Tantalum and niobium

Tantalum is considered to have low supply risk in the JRC study, although this risk has increased since the third CRM list was published. The critical stage for tantalum is extraction, since a considerable amount is sourced from the Democratic Republic of Congo and Rwanda, two countries with a very high ranking in the World Governance Index (7.6 and 5.2, respectively). On the other hand, the end-of-life recycling input rate for tantalum is said to be minimal and its economic importance is increasing in capacitors, electro-optical systems and gas turbine engines.

Niobium has seen significant increases in both supply risk and economic importance since the 2017 report was published. Niobium is mentioned as potentially becoming essential to electric batteries, which could make it a crucial technology with relevance in all strategic sectors considered by the EU, including Renewables, E-Mobility, Defence and Space (see Figure 3).

Figure 4: The JRC study looks at the use of CRMs in various sectors, for example a combat aircraft (image: JRC)

Conclusions

Raw materials, even if not classed as critical, are important for any economy, whether mined domestically or imported from aboard, since they are at the beginning of manufacturing value chains. Their availability may quickly change in line with trade flows or trade policy developments, geopolitical changes or force majeure events. The EU believes that these risks underline a general need of diversification of supply and the increase of recycling rates of all raw materials.

Defining “critical” raw materials is highly subjective4and depends on the interrelationships between raw materials, intermediate products and finished goods within the territory in question. What some consider critical may not be a concern for others in possession of different natural resources and consumption habits. However, while comparisons between CRM lists can be challenging, there can be no doubt that dispassionate, reasoned assessment of a market by fresh eyes can sometimes offer a new perspective or demystify an opaque corner of the market, offering food for thought to those of us who are involved in the global commodities markets.

 

Notes:

1. European Commission, Study on the EU’s list of Critical Raw Materials (2020), Publications Office of the European Union, Luxembourg, 2020. https://doi.org/10.2873/398823, https://rmis.jrc.ec.europa.eu/uploads/CRM_2020_Report_Final.pdf.

2.The methodology uses the following data priority for the calculations: official EU data; Member State authorities’ public data; public data from international organisations and non-EU authorities (e.g.
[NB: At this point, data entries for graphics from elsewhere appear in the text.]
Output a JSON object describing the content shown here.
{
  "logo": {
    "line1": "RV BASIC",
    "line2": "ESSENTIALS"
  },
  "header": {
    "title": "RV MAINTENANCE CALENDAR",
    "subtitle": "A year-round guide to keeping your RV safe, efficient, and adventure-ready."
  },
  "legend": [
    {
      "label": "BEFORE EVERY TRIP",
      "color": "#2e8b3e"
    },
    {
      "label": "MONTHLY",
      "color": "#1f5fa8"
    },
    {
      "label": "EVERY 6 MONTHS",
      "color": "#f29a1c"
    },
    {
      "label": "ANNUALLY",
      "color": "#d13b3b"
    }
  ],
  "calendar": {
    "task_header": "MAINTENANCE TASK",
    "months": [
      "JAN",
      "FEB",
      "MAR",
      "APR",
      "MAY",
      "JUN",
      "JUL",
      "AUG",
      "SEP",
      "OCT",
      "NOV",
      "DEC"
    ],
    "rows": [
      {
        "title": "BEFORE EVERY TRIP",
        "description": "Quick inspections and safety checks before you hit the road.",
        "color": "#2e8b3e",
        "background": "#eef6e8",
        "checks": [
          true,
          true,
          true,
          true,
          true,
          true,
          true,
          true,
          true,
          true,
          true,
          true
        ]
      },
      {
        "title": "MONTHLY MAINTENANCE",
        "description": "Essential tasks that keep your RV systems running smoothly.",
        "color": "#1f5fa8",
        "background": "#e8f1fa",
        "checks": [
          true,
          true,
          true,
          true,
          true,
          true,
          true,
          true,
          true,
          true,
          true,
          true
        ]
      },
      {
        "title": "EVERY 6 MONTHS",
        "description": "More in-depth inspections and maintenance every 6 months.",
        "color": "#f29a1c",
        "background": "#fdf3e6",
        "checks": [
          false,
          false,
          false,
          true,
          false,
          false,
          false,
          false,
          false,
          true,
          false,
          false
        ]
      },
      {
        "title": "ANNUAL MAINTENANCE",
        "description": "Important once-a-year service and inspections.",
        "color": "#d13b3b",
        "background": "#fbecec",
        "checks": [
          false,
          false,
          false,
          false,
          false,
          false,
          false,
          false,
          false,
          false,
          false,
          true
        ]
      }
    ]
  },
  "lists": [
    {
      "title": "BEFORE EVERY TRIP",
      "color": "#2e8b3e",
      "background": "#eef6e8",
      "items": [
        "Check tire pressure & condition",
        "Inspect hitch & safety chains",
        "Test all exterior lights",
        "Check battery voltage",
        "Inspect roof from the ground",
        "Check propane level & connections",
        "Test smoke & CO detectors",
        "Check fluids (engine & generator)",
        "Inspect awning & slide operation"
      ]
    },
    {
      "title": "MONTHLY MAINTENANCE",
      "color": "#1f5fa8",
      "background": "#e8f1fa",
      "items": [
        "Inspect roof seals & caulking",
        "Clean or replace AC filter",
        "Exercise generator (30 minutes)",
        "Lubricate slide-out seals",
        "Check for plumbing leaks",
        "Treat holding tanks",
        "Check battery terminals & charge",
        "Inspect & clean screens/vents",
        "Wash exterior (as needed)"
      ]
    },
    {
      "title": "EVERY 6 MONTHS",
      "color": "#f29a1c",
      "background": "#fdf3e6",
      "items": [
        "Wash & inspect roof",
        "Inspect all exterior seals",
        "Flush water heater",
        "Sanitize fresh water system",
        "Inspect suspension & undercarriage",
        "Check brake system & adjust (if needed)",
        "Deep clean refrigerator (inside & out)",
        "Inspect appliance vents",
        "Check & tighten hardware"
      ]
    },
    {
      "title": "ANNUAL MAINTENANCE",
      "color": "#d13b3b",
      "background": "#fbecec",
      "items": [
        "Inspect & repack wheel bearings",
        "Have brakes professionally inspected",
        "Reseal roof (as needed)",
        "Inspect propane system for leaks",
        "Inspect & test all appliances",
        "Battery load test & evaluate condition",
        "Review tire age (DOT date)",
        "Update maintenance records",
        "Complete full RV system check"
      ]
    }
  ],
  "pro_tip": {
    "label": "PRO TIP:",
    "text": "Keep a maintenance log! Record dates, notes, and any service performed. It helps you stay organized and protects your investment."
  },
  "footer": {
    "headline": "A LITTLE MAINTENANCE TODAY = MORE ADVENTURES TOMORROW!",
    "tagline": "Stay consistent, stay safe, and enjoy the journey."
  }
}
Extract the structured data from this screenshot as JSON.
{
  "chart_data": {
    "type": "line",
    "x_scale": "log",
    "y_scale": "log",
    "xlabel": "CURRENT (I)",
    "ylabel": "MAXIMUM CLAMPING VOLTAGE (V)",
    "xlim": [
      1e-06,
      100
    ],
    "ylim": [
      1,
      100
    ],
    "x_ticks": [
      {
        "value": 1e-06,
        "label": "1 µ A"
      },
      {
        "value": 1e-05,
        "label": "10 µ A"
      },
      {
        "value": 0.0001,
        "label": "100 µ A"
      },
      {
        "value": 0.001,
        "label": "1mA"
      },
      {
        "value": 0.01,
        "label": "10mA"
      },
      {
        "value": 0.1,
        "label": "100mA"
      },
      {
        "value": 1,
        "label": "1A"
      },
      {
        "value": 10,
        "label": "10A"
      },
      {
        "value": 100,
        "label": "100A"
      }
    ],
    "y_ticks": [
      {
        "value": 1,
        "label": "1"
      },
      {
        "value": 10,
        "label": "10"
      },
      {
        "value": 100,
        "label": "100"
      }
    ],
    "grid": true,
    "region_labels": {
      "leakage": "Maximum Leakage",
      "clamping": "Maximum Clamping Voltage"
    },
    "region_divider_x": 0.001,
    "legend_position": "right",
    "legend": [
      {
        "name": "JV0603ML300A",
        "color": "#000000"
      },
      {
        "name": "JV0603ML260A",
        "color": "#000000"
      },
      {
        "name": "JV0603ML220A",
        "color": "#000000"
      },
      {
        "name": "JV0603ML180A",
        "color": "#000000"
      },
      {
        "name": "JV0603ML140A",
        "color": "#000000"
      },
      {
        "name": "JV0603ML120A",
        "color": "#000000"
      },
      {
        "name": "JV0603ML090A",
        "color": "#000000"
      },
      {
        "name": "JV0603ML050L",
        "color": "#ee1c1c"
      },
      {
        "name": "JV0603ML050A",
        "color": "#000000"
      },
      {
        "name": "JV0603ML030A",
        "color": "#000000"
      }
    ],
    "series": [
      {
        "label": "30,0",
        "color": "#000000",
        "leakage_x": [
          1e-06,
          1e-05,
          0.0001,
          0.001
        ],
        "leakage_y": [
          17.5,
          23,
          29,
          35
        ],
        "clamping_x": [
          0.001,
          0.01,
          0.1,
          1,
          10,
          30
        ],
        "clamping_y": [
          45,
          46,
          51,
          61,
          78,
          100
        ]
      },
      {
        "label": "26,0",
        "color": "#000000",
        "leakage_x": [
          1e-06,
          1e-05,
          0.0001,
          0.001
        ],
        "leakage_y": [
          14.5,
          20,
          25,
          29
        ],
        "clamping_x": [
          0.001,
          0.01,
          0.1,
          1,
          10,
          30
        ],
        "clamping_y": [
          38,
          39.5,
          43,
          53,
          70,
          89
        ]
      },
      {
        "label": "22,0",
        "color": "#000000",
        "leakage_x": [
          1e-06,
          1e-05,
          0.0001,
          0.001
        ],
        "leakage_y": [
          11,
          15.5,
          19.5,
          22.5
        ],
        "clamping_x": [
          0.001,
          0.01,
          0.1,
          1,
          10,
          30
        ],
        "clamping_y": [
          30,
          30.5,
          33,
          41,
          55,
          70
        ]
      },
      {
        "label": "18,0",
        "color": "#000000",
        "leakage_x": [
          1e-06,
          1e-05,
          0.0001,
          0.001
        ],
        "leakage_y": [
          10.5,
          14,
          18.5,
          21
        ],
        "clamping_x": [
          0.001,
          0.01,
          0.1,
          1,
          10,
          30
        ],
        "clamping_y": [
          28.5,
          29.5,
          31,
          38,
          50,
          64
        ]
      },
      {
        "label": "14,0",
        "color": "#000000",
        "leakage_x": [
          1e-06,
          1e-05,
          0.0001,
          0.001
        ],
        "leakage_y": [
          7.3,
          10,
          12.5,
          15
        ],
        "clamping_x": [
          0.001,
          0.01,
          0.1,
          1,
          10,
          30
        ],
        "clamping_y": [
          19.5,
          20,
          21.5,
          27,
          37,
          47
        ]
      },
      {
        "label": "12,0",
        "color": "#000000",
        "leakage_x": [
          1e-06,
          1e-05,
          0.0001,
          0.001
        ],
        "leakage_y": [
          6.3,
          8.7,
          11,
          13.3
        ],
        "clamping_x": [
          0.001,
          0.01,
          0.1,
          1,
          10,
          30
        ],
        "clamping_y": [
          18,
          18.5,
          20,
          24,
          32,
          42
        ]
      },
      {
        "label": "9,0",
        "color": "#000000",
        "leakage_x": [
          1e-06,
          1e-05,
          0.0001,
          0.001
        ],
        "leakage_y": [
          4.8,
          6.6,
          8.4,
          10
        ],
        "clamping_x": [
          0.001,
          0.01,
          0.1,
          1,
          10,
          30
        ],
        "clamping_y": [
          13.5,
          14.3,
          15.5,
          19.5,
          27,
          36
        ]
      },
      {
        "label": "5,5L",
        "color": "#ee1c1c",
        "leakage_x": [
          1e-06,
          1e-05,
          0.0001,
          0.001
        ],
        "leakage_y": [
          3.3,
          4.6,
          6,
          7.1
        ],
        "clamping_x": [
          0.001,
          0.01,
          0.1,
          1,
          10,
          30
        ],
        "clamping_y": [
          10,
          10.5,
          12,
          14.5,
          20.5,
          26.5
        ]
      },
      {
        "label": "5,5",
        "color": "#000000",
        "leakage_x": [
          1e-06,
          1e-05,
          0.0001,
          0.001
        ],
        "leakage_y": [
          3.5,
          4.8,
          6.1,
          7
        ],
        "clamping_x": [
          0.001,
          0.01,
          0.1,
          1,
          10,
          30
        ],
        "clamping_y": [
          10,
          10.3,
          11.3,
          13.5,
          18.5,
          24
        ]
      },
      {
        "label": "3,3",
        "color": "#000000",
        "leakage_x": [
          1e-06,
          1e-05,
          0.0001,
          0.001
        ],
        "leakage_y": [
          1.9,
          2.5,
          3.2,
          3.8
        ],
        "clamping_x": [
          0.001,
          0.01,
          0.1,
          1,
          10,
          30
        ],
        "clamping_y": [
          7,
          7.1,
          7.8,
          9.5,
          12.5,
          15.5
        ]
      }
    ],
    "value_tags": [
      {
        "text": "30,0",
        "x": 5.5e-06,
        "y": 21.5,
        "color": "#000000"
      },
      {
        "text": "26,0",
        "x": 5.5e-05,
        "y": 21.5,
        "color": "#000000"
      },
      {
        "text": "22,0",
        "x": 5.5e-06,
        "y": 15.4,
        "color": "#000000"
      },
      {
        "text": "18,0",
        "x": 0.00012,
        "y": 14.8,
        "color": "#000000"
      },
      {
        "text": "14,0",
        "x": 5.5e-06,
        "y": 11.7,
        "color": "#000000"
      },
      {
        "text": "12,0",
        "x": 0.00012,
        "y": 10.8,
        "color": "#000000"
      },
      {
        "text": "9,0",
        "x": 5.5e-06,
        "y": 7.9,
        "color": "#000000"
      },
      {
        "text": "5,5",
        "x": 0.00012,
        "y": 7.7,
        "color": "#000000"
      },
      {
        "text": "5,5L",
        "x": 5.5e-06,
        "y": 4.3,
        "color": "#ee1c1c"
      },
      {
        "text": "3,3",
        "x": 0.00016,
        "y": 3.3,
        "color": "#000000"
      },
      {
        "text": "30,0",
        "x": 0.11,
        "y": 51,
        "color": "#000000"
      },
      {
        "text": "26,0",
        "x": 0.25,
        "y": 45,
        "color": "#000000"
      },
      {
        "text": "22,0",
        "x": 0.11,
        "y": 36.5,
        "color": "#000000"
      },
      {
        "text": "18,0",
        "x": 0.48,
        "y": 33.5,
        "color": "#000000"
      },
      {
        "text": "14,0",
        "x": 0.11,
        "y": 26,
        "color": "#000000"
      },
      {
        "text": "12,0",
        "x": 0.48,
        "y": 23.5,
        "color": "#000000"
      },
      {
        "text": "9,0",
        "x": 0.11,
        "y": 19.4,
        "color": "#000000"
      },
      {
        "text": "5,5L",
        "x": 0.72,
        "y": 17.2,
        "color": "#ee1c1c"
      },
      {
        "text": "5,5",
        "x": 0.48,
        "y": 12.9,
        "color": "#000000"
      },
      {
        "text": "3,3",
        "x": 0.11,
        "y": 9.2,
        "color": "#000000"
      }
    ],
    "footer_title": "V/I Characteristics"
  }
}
USGS); and only “exceptionally, as a last option, and if duly justified” will they consider trade/industry associations’ public data and expert judgement.

3.“Critical Raw Materials for Strategic Technologies and Sectors in the EU - A Foresight Study (2020)”, available to download at https://rmis.jrc.ec.europa.eu/uploads/CRMs_for_Strategic_Technologies_and_Sectors_in_the_EU_2020.pdf

4.As a fictional example, if a dragon was asked to define ‘critical raw materials’ it would almost certainly say “Gold!” (hence the cover of this magazine), at least according to J.R.R. Tolkien (see The Hobbit).